Gross domestic product (GDP) grew by 4.9% in the third quarter after annual growth of 6.3% in the previous quarter.

However, recent readings of PMI and consumer activity data suggest signs of sluggishness in China's economy in a negative scenario.

Chinese government advisers have said in an exclusive interview with Reuters that their growth targets for 2024 were between 4.5% and 5.5%.

Meanwhile, Moody's rating agency warned of a downgrade in China's credit rating due to increasing risks related to medium-term structural decline and economic growth, and continued decline in the real estate sector.

Weekly Technical Analysis of Gold:

The weekly chart of global gold confirms the continuation of the upward trend of gold on the verge of entering 2024.

If you look at the daily gold chart, you will see that last week's price floor was $2016 and its ceiling was $2070.

The global gold ounce rose about 1.67% positively last week, making market bulls happy.

If you look at the gold chart, you will notice that the price of gold closed at $2053.

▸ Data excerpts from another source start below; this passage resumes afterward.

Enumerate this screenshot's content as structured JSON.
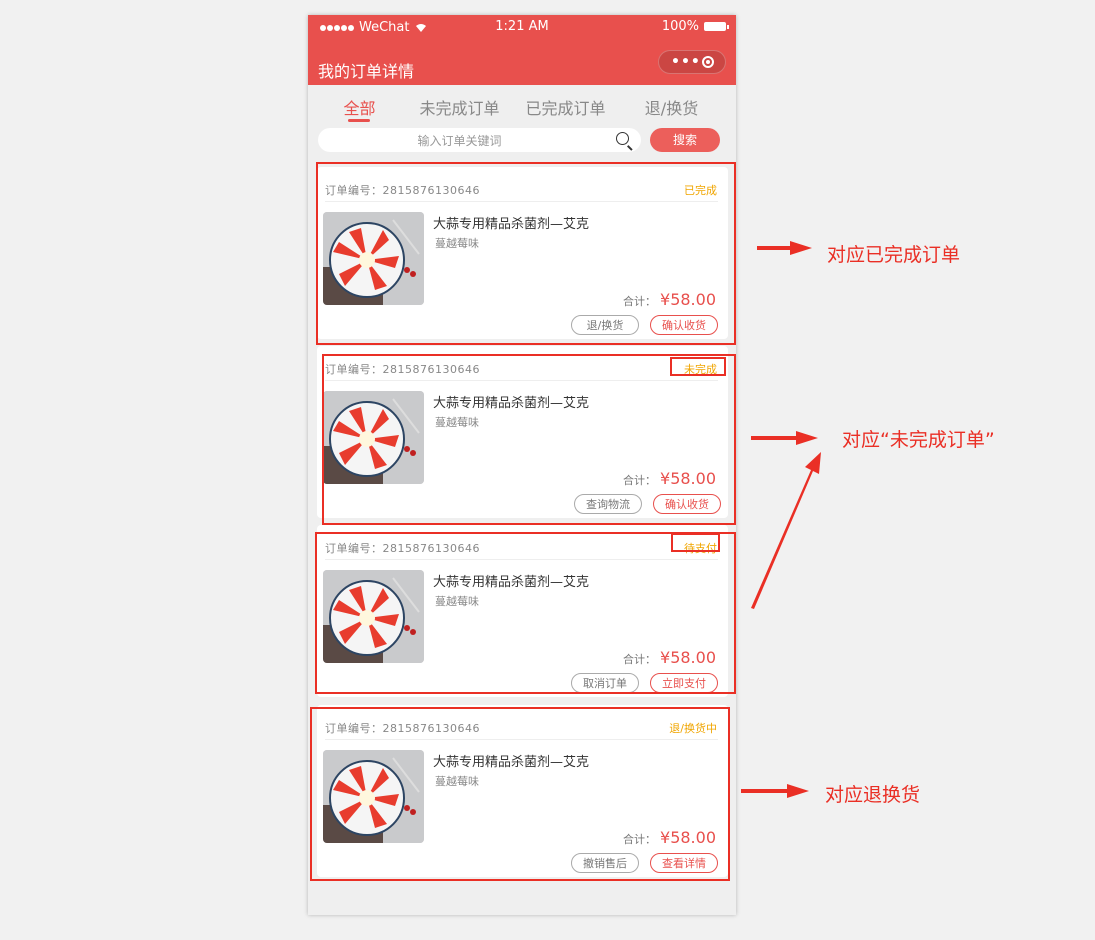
{
  "status_bar": {
    "carrier": "WeChat",
    "time": "1:21 AM",
    "battery": "100%"
  },
  "navbar": {
    "title": "我的订单详情"
  },
  "tabs": [
    "全部",
    "未完成订单",
    "已完成订单",
    "退/换货"
  ],
  "search": {
    "placeholder": "输入订单关键词",
    "button": "搜索"
  },
  "orders": [
    {
      "order_label": "订单编号：2815876130646",
      "status": "已完成",
      "name": "大蒜专用精品杀菌剂—艾克",
      "spec": "蔓越莓味",
      "total_label": "合计：",
      "price": "¥58.00",
      "btn1": "退/换货",
      "btn2": "确认收货"
    },
    {
      "order_label": "订单编号：2815876130646",
      "status": "未完成",
      "name": "大蒜专用精品杀菌剂—艾克",
      "spec": "蔓越莓味",
      "total_label": "合计：",
      "price": "¥58.00",
      "btn1": "查询物流",
      "btn2": "确认收货"
    },
    {
      "order_label": "订单编号：2815876130646",
      "status": "待支付",
      "name": "大蒜专用精品杀菌剂—艾克",
      "spec": "蔓越莓味",
      "total_label": "合计：",
      "price": "¥58.00",
      "btn1": "取消订单",
      "btn2": "立即支付"
    },
    {
      "order_label": "订单编号：2815876130646",
      "status": "退/换货中",
      "name": "大蒜专用精品杀菌剂—艾克",
      "spec": "蔓越莓味",
      "total_label": "合计：",
      "price": "¥58.00",
      "btn1": "撤销售后",
      "btn2": "查看详情"
    }
  ],
  "annotations": [
    "对应已完成订单",
    "对应“未完成订单”",
    "对应退换货"
  ],
  "colors": {
    "brand": "#e8504d",
    "status": "#f0a500",
    "annotation": "#ea2f25"
  }
}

The RSI indicator on the daily time frame is rising and showing a number of 60. This indicates that gold has maintained its upward momentum and further increases are not unexpected.

   Gold support & resistance


Important Support Levels for Gold:

If gold starts to decline, the first important support level will be $2040. If market bears go below this area, the next important level will be $2030. Finally, if gold falls below this area, the next important level will be a very important area of $2020.

Important Resistance Levels for Gold:

If gold increases, the first important resistance level will be $2060. If market bulls go higher than this area, the next important level will be $2070. Finally, if gold crosses this area as well, the next important level will be $2080.



I hope this review and analysis will be useful and effective along with your own strategy and expertise.